Learning from Regression
Regressions are found for a variety of reasons and can be part of other analyses.
If you are particularly interested in a coefficient in a multiple regression, you should make and examine the partial regression plot available by clicking on the coefficient. That plot displays the relationship between the respons variable and the predictor in question after removing the linear effects of the other predictors in the model. You can interpret it as you would a simple scatterplot. You should identify and understand any cases that stand away from the body of the data and you should be concerned if the relationship looks nonlinear.
No regression is complete without an examination of the residuals, so either a plot of residuals vs predicted or of studentized residuals vs predicted is highly recommended.
Special Features of Regression
Many of Data desk's abilities are particularly valuable when you build and interpret a linear regression.
Consider some of the following options:
If you have found (or suspect) a curved relationship between the response variable and the predictors–for example, if the scatterplot of residuals is curved–select the response variable. (You can do that from the HyperView attached to its name in the regression table.) Then choose
Manip > Transform > Dynamic > Box-Cox
Datadesk will make a new derived variable and a slider.
Drag the derived variable into the regression table to replace the original response variable.
If you haven't already, make a scatterplot of the residuals and/or a Normal probability plot of the residuals.
Set those plots to Automatic Update using the commands in their HyperView menus.
Now, sliding the control on the slider will re-express the response variable. A slider value of 1 is the raw data. A value of ½ takes a square root. A value of 0 specifies a (natural) logarithm. - ½ specifies a negative reciprocal root, and -1 specifies a negative reciprocal. As you slide, the regression model is continuously re-computed along with the residuals, predicted values, and any other statistics you have computed or plotted. Plots of those values set to automatic update will change smoothly to reflect the change. You may set the regression table itself to Automatic Update, but that isn't necessary.
With this trick, it is easy to see and understand the effects on your regression model of re-expressing the response variable and to find an optimal re-expression function.
A similar trick can help you to choose between two potential predictors. Choose both variables and select Manip > Transform> Dynamic > Mix X and Y.
Datadesk makes a derived variable and slider. The slider is bounded at 0 and 1. At 0 the derived variable is equal to the X variable. At 1 it is equal to the Y variable. Between those values it is a weighted combination of scaled versions of these variables. With this variable you can "slide" from one variable to the other and watch the consequences in the plots you have set to automatically update. This can be remarkably informative. You may, for example, see a cluster of points that move together in one of the plots, helping to identify those cases as related to each other.

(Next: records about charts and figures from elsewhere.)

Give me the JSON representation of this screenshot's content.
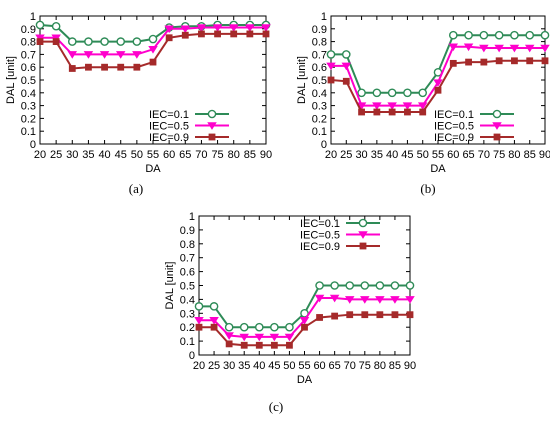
{
  "chart_data": [
    {
      "type": "line",
      "panel_label": "(a)",
      "xlabel": "DA",
      "ylabel": "DAL [unit]",
      "xlim": [
        20,
        90
      ],
      "ylim": [
        0,
        1
      ],
      "x_ticks": [
        "20",
        "25",
        "30",
        "35",
        "40",
        "45",
        "50",
        "55",
        "60",
        "65",
        "70",
        "75",
        "80",
        "85",
        "90"
      ],
      "y_ticks": [
        "0",
        "0.1",
        "0.2",
        "0.3",
        "0.4",
        "0.5",
        "0.6",
        "0.7",
        "0.8",
        "0.9",
        "1"
      ],
      "grid": false,
      "legend_position": "bottom-right",
      "x": [
        20,
        25,
        30,
        35,
        40,
        45,
        50,
        55,
        60,
        65,
        70,
        75,
        80,
        85,
        90
      ],
      "series": [
        {
          "name": "IEC=0.1",
          "color": "#2e8b57",
          "marker": "circle",
          "values": [
            0.93,
            0.92,
            0.8,
            0.8,
            0.8,
            0.8,
            0.8,
            0.82,
            0.91,
            0.92,
            0.92,
            0.93,
            0.93,
            0.93,
            0.93
          ]
        },
        {
          "name": "IEC=0.5",
          "color": "#ff00cc",
          "marker": "triangle-down",
          "values": [
            0.83,
            0.83,
            0.7,
            0.7,
            0.7,
            0.7,
            0.7,
            0.74,
            0.9,
            0.9,
            0.91,
            0.91,
            0.91,
            0.91,
            0.91
          ]
        },
        {
          "name": "IEC=0.9",
          "color": "#a52a2a",
          "marker": "square",
          "values": [
            0.8,
            0.8,
            0.59,
            0.6,
            0.6,
            0.6,
            0.6,
            0.64,
            0.83,
            0.85,
            0.86,
            0.86,
            0.86,
            0.86,
            0.86
          ]
        }
      ]
    },
    {
      "type": "line",
      "panel_label": "(b)",
      "xlabel": "DA",
      "ylabel": "DAL [unit]",
      "xlim": [
        20,
        90
      ],
      "ylim": [
        0,
        1
      ],
      "x_ticks": [
        "20",
        "25",
        "30",
        "35",
        "40",
        "45",
        "50",
        "55",
        "60",
        "65",
        "70",
        "75",
        "80",
        "85",
        "90"
      ],
      "y_ticks": [
        "0",
        "0.1",
        "0.2",
        "0.3",
        "0.4",
        "0.5",
        "0.6",
        "0.7",
        "0.8",
        "0.9",
        "1"
      ],
      "grid": false,
      "legend_position": "bottom-right",
      "x": [
        20,
        25,
        30,
        35,
        40,
        45,
        50,
        55,
        60,
        65,
        70,
        75,
        80,
        85,
        90
      ],
      "series": [
        {
          "name": "IEC=0.1",
          "color": "#2e8b57",
          "marker": "circle",
          "values": [
            0.7,
            0.7,
            0.4,
            0.4,
            0.4,
            0.4,
            0.4,
            0.56,
            0.85,
            0.85,
            0.85,
            0.85,
            0.85,
            0.85,
            0.85
          ]
        },
        {
          "name": "IEC=0.5",
          "color": "#ff00cc",
          "marker": "triangle-down",
          "values": [
            0.61,
            0.61,
            0.3,
            0.3,
            0.3,
            0.3,
            0.3,
            0.48,
            0.76,
            0.76,
            0.75,
            0.75,
            0.75,
            0.75,
            0.75
          ]
        },
        {
          "name": "IEC=0.9",
          "color": "#a52a2a",
          "marker": "square",
          "values": [
            0.5,
            0.49,
            0.25,
            0.25,
            0.25,
            0.25,
            0.25,
            0.42,
            0.63,
            0.64,
            0.64,
            0.65,
            0.65,
            0.65,
            0.65
          ]
        }
      ]
    },
    {
      "type": "line",
      "panel_label": "(c)",
      "xlabel": "DA",
      "ylabel": "DAL [unit]",
      "xlim": [
        20,
        90
      ],
      "ylim": [
        0,
        1
      ],
      "x_ticks": [
        "20",
        "25",
        "30",
        "35",
        "40",
        "45",
        "50",
        "55",
        "60",
        "65",
        "70",
        "75",
        "80",
        "85",
        "90"
      ],
      "y_ticks": [
        "0",
        "0.1",
        "0.2",
        "0.3",
        "0.4",
        "0.5",
        "0.6",
        "0.7",
        "0.8",
        "0.9",
        "1"
      ],
      "grid": false,
      "legend_position": "top-right",
      "x": [
        20,
        25,
        30,
        35,
        40,
        45,
        50,
        55,
        60,
        65,
        70,
        75,
        80,
        85,
        90
      ],
      "series": [
        {
          "name": "IEC=0.1",
          "color": "#2e8b57",
          "marker": "circle",
          "values": [
            0.35,
            0.35,
            0.2,
            0.2,
            0.2,
            0.2,
            0.2,
            0.3,
            0.5,
            0.5,
            0.5,
            0.5,
            0.5,
            0.5,
            0.5
          ]
        },
        {
          "name": "IEC=0.5",
          "color": "#ff00cc",
          "marker": "triangle-down",
          "values": [
            0.25,
            0.25,
            0.14,
            0.13,
            0.13,
            0.13,
            0.13,
            0.25,
            0.41,
            0.41,
            0.4,
            0.4,
            0.4,
            0.4,
            0.4
          ]
        },
        {
          "name": "IEC=0.9",
          "color": "#a52a2a",
          "marker": "square",
          "values": [
            0.2,
            0.2,
            0.08,
            0.07,
            0.07,
            0.07,
            0.07,
            0.2,
            0.27,
            0.28,
            0.29,
            0.29,
            0.29,
            0.29,
            0.29
          ]
        }
      ]
    }
  ]
}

You may discover a case that you conclude should be omitted from the analysis. (Perhaps, for example, you identified the case with the ? tool and then used the Special > Web Search Query function to learn more about the case, concluding that it was in some important way different from the other cases.) One convenient way to set the case aside without losing it is to create a special indicator variable that is 1 for that case and 0 for all the others.
Select the case in any display.
Open a variable that names the cases (if you have one)

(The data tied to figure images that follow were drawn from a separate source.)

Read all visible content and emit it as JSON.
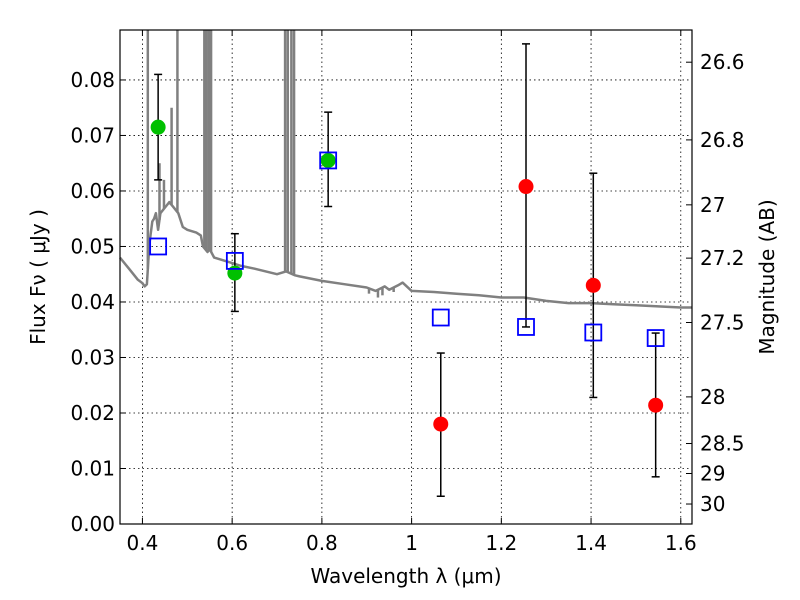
{
  "chart_data": {
    "type": "scatter",
    "title": "",
    "xlabel": "Wavelength  λ (μm)",
    "ylabel": "Flux  Fν  ( μJy )",
    "ylabel_right": "Magnitude (AB)",
    "xlim": [
      0.35,
      1.625
    ],
    "ylim": [
      0.0,
      0.089
    ],
    "grid": true,
    "legend": "none",
    "x_ticks": [
      {
        "value": 0.4,
        "label": "0.4"
      },
      {
        "value": 0.6,
        "label": "0.6"
      },
      {
        "value": 0.8,
        "label": "0.8"
      },
      {
        "value": 1.0,
        "label": "1"
      },
      {
        "value": 1.2,
        "label": "1.2"
      },
      {
        "value": 1.4,
        "label": "1.4"
      },
      {
        "value": 1.6,
        "label": "1.6"
      }
    ],
    "y_ticks": [
      {
        "value": 0.0,
        "label": "0.00"
      },
      {
        "value": 0.01,
        "label": "0.01"
      },
      {
        "value": 0.02,
        "label": "0.02"
      },
      {
        "value": 0.03,
        "label": "0.03"
      },
      {
        "value": 0.04,
        "label": "0.04"
      },
      {
        "value": 0.05,
        "label": "0.05"
      },
      {
        "value": 0.06,
        "label": "0.06"
      },
      {
        "value": 0.07,
        "label": "0.07"
      },
      {
        "value": 0.08,
        "label": "0.08"
      }
    ],
    "right_ticks": [
      {
        "flux": 0.0832,
        "label": "26.6"
      },
      {
        "flux": 0.0692,
        "label": "26.8"
      },
      {
        "flux": 0.0575,
        "label": "27"
      },
      {
        "flux": 0.0479,
        "label": "27.2"
      },
      {
        "flux": 0.0363,
        "label": "27.5"
      },
      {
        "flux": 0.0229,
        "label": "28"
      },
      {
        "flux": 0.0145,
        "label": "28.5"
      },
      {
        "flux": 0.0091,
        "label": "29"
      },
      {
        "flux": 0.0036,
        "label": "30"
      }
    ],
    "colors": {
      "sed": "#808080",
      "photometry_green": "#00c000",
      "photometry_red": "#ff0000",
      "model": "#0000ff",
      "errorbar": "#000000"
    },
    "sed_curve": {
      "x": [
        0.35,
        0.37,
        0.39,
        0.4,
        0.405,
        0.41,
        0.415,
        0.418,
        0.422,
        0.426,
        0.43,
        0.435,
        0.44,
        0.45,
        0.46,
        0.47,
        0.48,
        0.49,
        0.5,
        0.52,
        0.53,
        0.535,
        0.545,
        0.55,
        0.56,
        0.58,
        0.6,
        0.62,
        0.65,
        0.7,
        0.72,
        0.74,
        0.75,
        0.8,
        0.85,
        0.9,
        0.92,
        0.94,
        0.95,
        0.97,
        0.98,
        1.0,
        1.05,
        1.1,
        1.15,
        1.2,
        1.25,
        1.3,
        1.35,
        1.4,
        1.45,
        1.5,
        1.55,
        1.6,
        1.625
      ],
      "y": [
        0.048,
        0.046,
        0.044,
        0.0434,
        0.0428,
        0.0432,
        0.05,
        0.052,
        0.0545,
        0.055,
        0.056,
        0.053,
        0.056,
        0.057,
        0.058,
        0.057,
        0.056,
        0.0535,
        0.053,
        0.0525,
        0.052,
        0.05,
        0.049,
        0.0495,
        0.048,
        0.0475,
        0.047,
        0.0465,
        0.046,
        0.045,
        0.0455,
        0.0448,
        0.0446,
        0.0438,
        0.0432,
        0.0426,
        0.042,
        0.0428,
        0.0422,
        0.043,
        0.0435,
        0.042,
        0.0418,
        0.0415,
        0.0412,
        0.0408,
        0.0408,
        0.0402,
        0.0398,
        0.0398,
        0.0396,
        0.0394,
        0.0392,
        0.039,
        0.039
      ]
    },
    "sed_spikes": [
      {
        "x": 0.412,
        "top": 0.089
      },
      {
        "x": 0.438,
        "top": 0.065
      },
      {
        "x": 0.448,
        "top": 0.062
      },
      {
        "x": 0.465,
        "top": 0.075
      },
      {
        "x": 0.478,
        "top": 0.089
      },
      {
        "x": 0.538,
        "top": 0.089
      },
      {
        "x": 0.543,
        "top": 0.089
      },
      {
        "x": 0.548,
        "top": 0.089
      },
      {
        "x": 0.553,
        "top": 0.089
      },
      {
        "x": 0.718,
        "top": 0.089
      },
      {
        "x": 0.724,
        "top": 0.089
      },
      {
        "x": 0.732,
        "top": 0.089
      },
      {
        "x": 0.738,
        "top": 0.089
      }
    ],
    "sed_dips": [
      {
        "x": 0.905,
        "bottom": 0.0415
      },
      {
        "x": 0.925,
        "bottom": 0.0408
      },
      {
        "x": 0.935,
        "bottom": 0.0412
      },
      {
        "x": 0.96,
        "bottom": 0.0418
      }
    ],
    "observed_points": [
      {
        "x": 0.435,
        "y": 0.0715,
        "err_low": 0.062,
        "err_high": 0.081,
        "color": "green"
      },
      {
        "x": 0.606,
        "y": 0.0452,
        "err_low": 0.0383,
        "err_high": 0.0523,
        "color": "green"
      },
      {
        "x": 0.814,
        "y": 0.0655,
        "err_low": 0.0572,
        "err_high": 0.0742,
        "color": "green"
      },
      {
        "x": 1.065,
        "y": 0.018,
        "err_low": 0.005,
        "err_high": 0.0308,
        "color": "red"
      },
      {
        "x": 1.255,
        "y": 0.0608,
        "err_low": 0.0355,
        "err_high": 0.0865,
        "color": "red"
      },
      {
        "x": 1.405,
        "y": 0.043,
        "err_low": 0.0228,
        "err_high": 0.0632,
        "color": "red"
      },
      {
        "x": 1.544,
        "y": 0.0214,
        "err_low": 0.0085,
        "err_high": 0.0344,
        "color": "red"
      }
    ],
    "model_points": [
      {
        "x": 0.435,
        "y": 0.05
      },
      {
        "x": 0.606,
        "y": 0.0474
      },
      {
        "x": 0.814,
        "y": 0.0655
      },
      {
        "x": 1.065,
        "y": 0.0372
      },
      {
        "x": 1.255,
        "y": 0.0355
      },
      {
        "x": 1.405,
        "y": 0.0345
      },
      {
        "x": 1.544,
        "y": 0.0335
      }
    ]
  }
}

Choose Modify > Selection > Record as Indicators
Data desk will make an indicator variable for each selected case, naming the variable with the name of the case.
Now drag those indicators into the regression model to add them as predictors.
The effects of these cases will be removed from the analysis.
The p-value associated with the t-test on each coefficient is a statistical test of whether the case is in fact an outlier from the regression model.